July 1—Despite economic improvements in most markets, growth in patient volumes remains weak—and that is compelling evidence that hospitals are experiencing systemic shifts in care delivery, according to a report released by Fitch Ratings. 

Rates of growth in healthcare spending, as measured by the Centers for Medicare & Medicaid Services, are the lowest in decades, and this trend cannot be entirely explained by a weak economy, Fitch says in the report, Hospitals’ Credit Diagnosis.

In the first-quarter of 2013, same-hospital admissions dropped 3.8 percent, on average, while same-hospital adjusted admissions dropped 2.7 percent. 

Hospital managers attributed a portion of the decline to calendar issues, such as Easter falling in March 2013, which could prompt a shift in volumes to the start of the second quarter. 

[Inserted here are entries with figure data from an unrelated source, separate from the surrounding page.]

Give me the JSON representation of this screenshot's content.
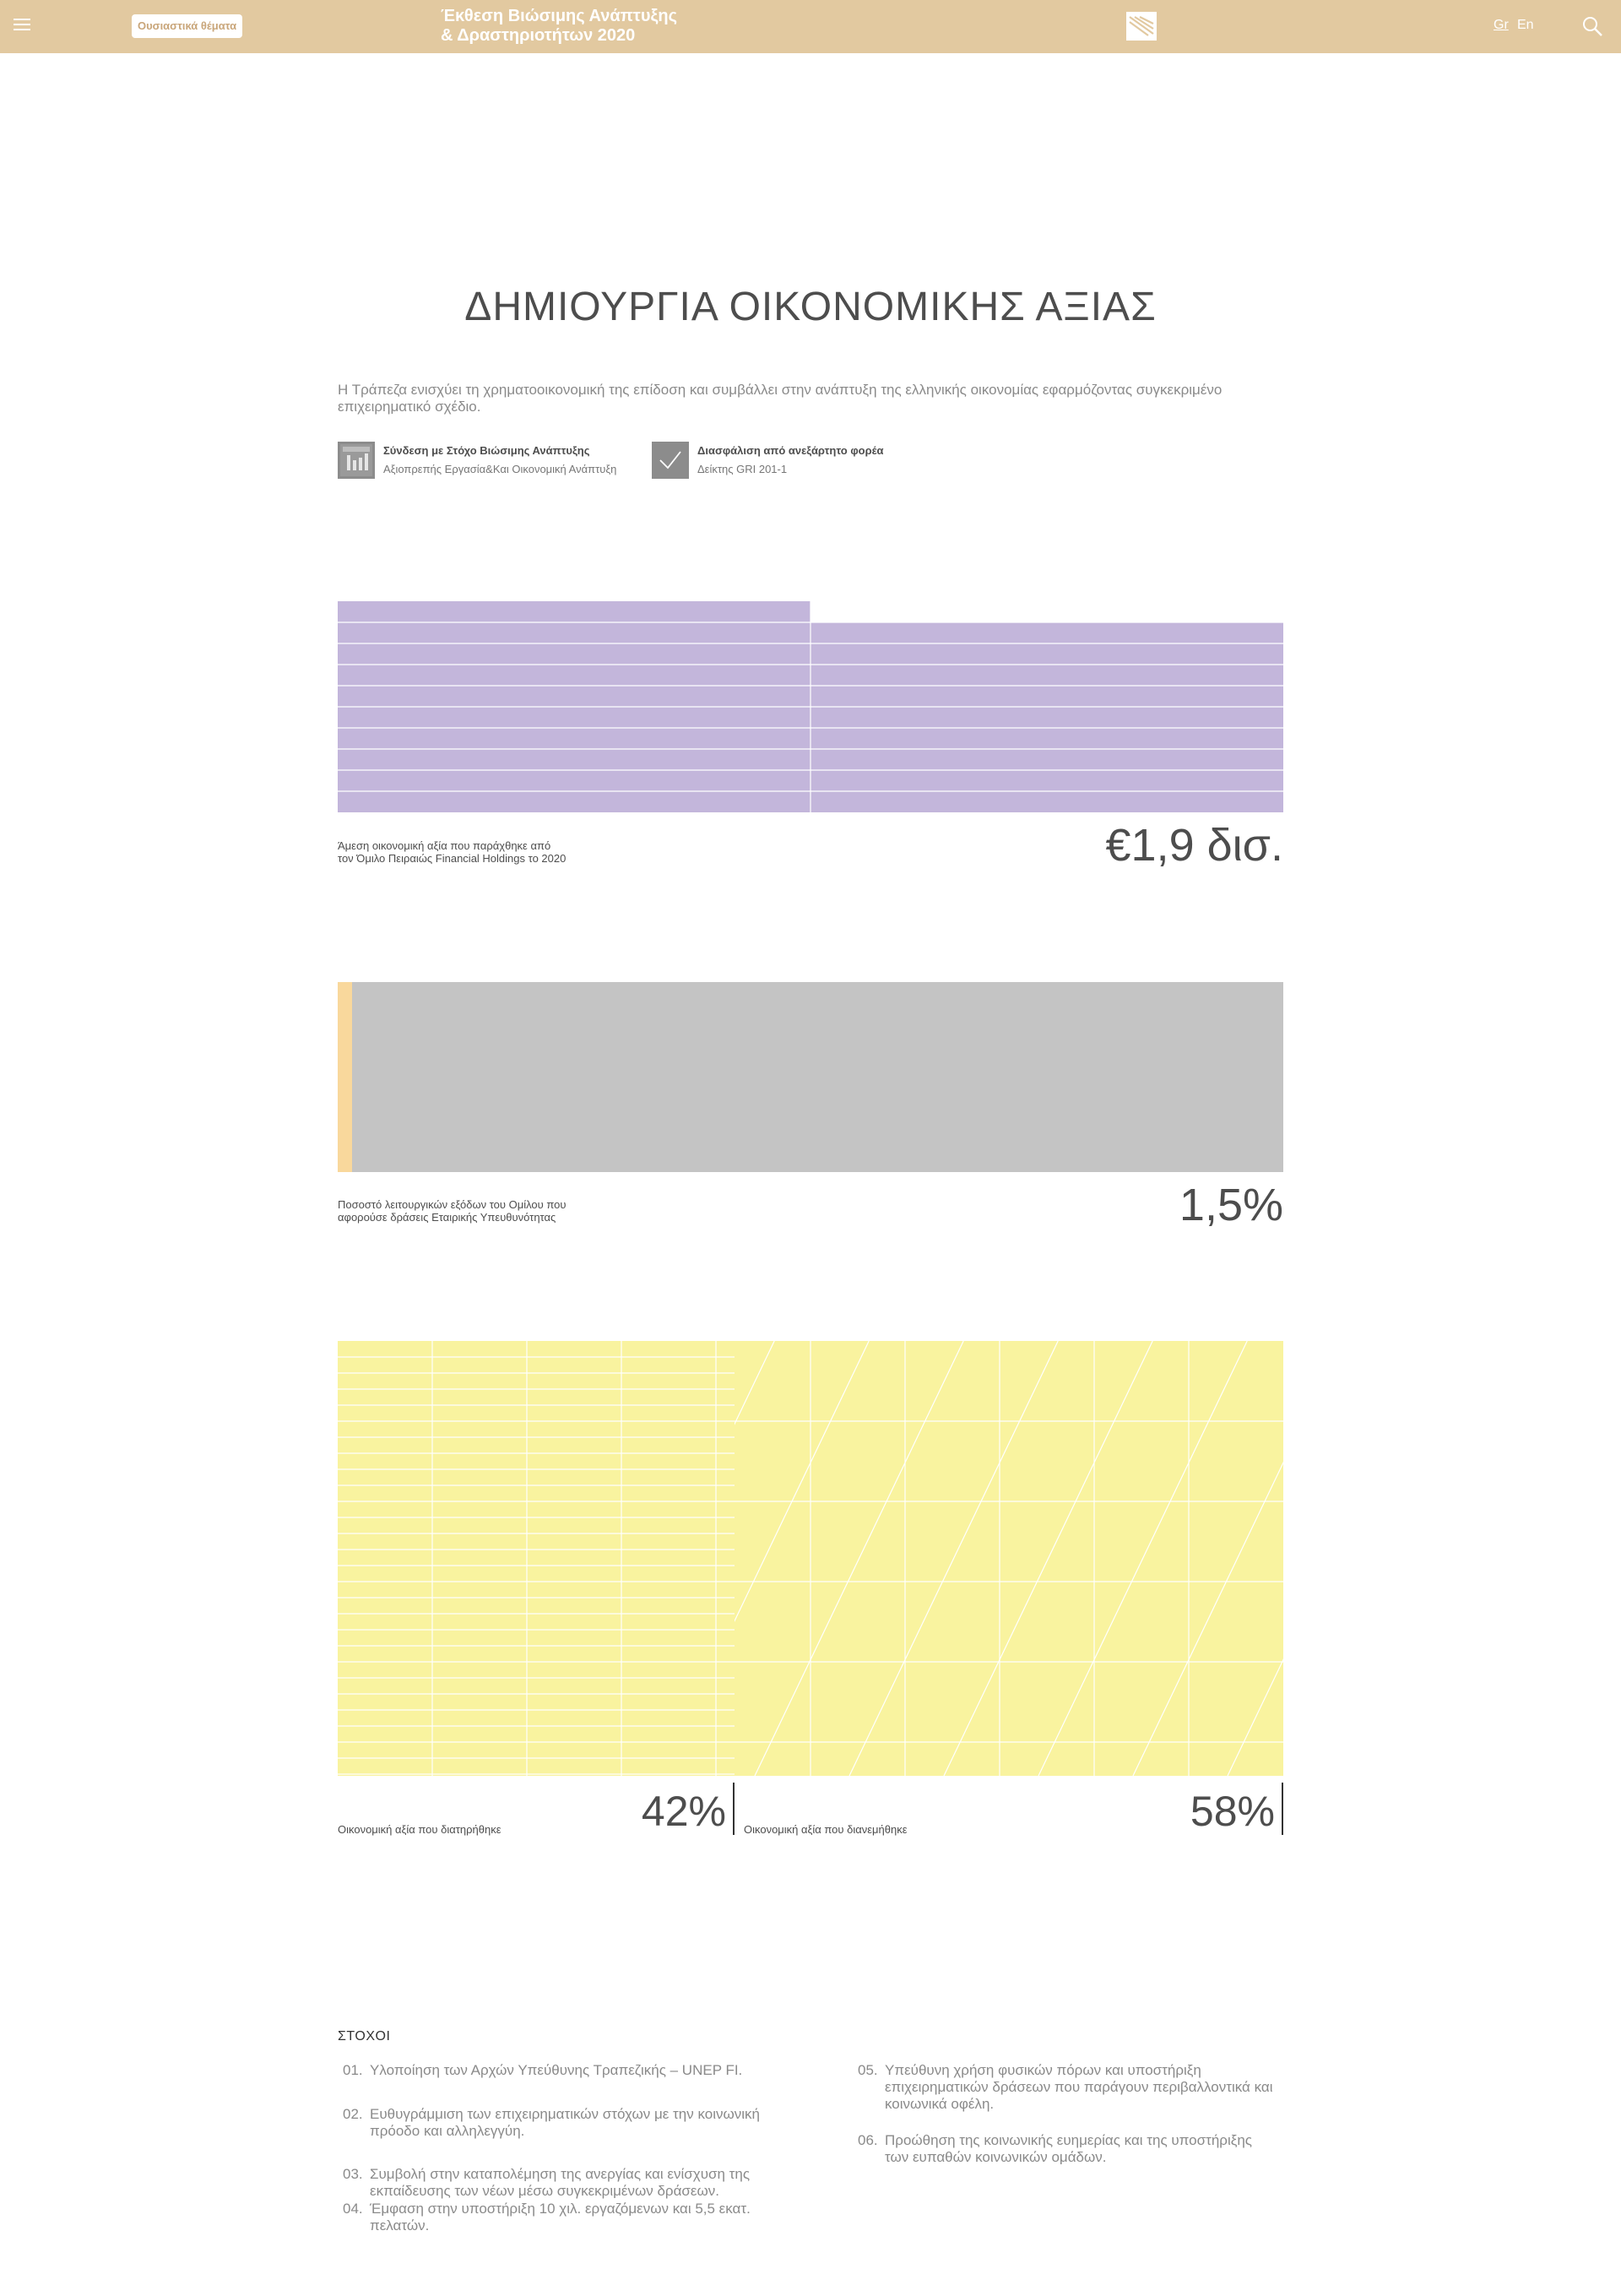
{
  "header": {
    "tag": "Ουσιαστικά θέματα",
    "title_line1": "Έκθεση Βιώσιμης Ανάπτυξης",
    "title_line2": "& Δραστηριοτήτων 2020",
    "lang_gr": "Gr",
    "lang_en": "En",
    "icons": [
      "hamburger-menu-icon",
      "bank-logo-icon",
      "search-icon"
    ]
  },
  "page": {
    "title": "ΔΗΜΙΟΥΡΓΙΑ ΟΙΚΟΝΟΜΙΚΗΣ ΑΞΙΑΣ",
    "intro": "Η Τράπεζα ενισχύει τη χρηματοοικονομική της επίδοση και συμβάλλει στην ανάπτυξη της ελληνικής οικονομίας εφαρμόζοντας συγκεκριμένο επιχειρηματικό σχέδιο."
  },
  "badges": [
    {
      "title": "Σύνδεση με Στόχο Βιώσιμης Ανάπτυξης",
      "subtitle": "Αξιοπρεπής Εργασία&Και Οικονομική Ανάπτυξη",
      "icon": "sdg-goal-icon"
    },
    {
      "title": "Διασφάλιση από ανεξάρτητο φορέα",
      "subtitle": "Δείκτης GRI 201-1",
      "icon": "checkmark-icon"
    }
  ],
  "stats": {
    "economic_value": {
      "label_line1": "Άμεση οικονομική αξία που παράχθηκε από",
      "label_line2": "τον Όμιλο Πειραιώς Financial Holdings το 2020",
      "value": "€1,9 δισ.",
      "color": "#c3b6db"
    },
    "csr_expenses": {
      "label_line1": "Ποσοστό λειτουργικών εξόδων του Ομίλου που",
      "label_line2": "αφορούσε δράσεις Εταιρικής Υπευθυνότητας",
      "value": "1,5%",
      "share": 0.015,
      "highlight_color": "#f9d89c",
      "base_color": "#c4c4c4"
    },
    "value_split": {
      "retained_label": "Οικονομική αξία που διατηρήθηκε",
      "retained_value": "42%",
      "retained_share": 0.42,
      "distributed_label": "Οικονομική αξία που διανεμήθηκε",
      "distributed_value": "58%",
      "distributed_share": 0.58,
      "color": "#f9f39f"
    }
  },
  "goals": {
    "heading": "ΣΤΟΧΟΙ",
    "items": [
      {
        "num": "01.",
        "line1": "Υλοποίηση των Αρχών Υπεύθυνης Τραπεζικής – UNEP FI.",
        "line2": ""
      },
      {
        "num": "02.",
        "line1": "Ευθυγράμμιση των επιχειρηματικών στόχων με την κοινωνική",
        "line2": "πρόοδο και αλληλεγγύη."
      },
      {
        "num": "03.",
        "line1": "Συμβολή στην καταπολέμηση της ανεργίας και ενίσχυση της",
        "line2": "εκπαίδευσης των νέων μέσω συγκεκριμένων δράσεων."
      },
      {
        "num": "04.",
        "line1": "Έμφαση στην υποστήριξη 10 χιλ. εργαζόμενων και 5,5 εκατ.",
        "line2": "πελατών."
      },
      {
        "num": "05.",
        "line1": "Υπεύθυνη χρήση φυσικών πόρων και υποστήριξη",
        "line2": "επιχειρηματικών δράσεων που παράγουν περιβαλλοντικά και",
        "line3": "κοινωνικά οφέλη."
      },
      {
        "num": "06.",
        "line1": "Προώθηση της κοινωνικής ευημερίας και της υποστήριξης",
        "line2": "των ευπαθών κοινωνικών ομάδων."
      }
    ]
  }
}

The move toward value-based business models also is affecting healthcare utilization rates, Fitch says, as payers, providers, and patients face increasing financial incentives to encourage care delivery in the lowest-cost setting (typically not a hospital setting). 

The number of newly insured Americans under the Affordable Care Act will provide a one-time boost in industry volumes, but will not offset lower rates of utilization growth, Fitch says. As a result, hospital leaders should be more aggressive in collaborating with post-acute providers and physicians to reduce care costs and improve care transitions.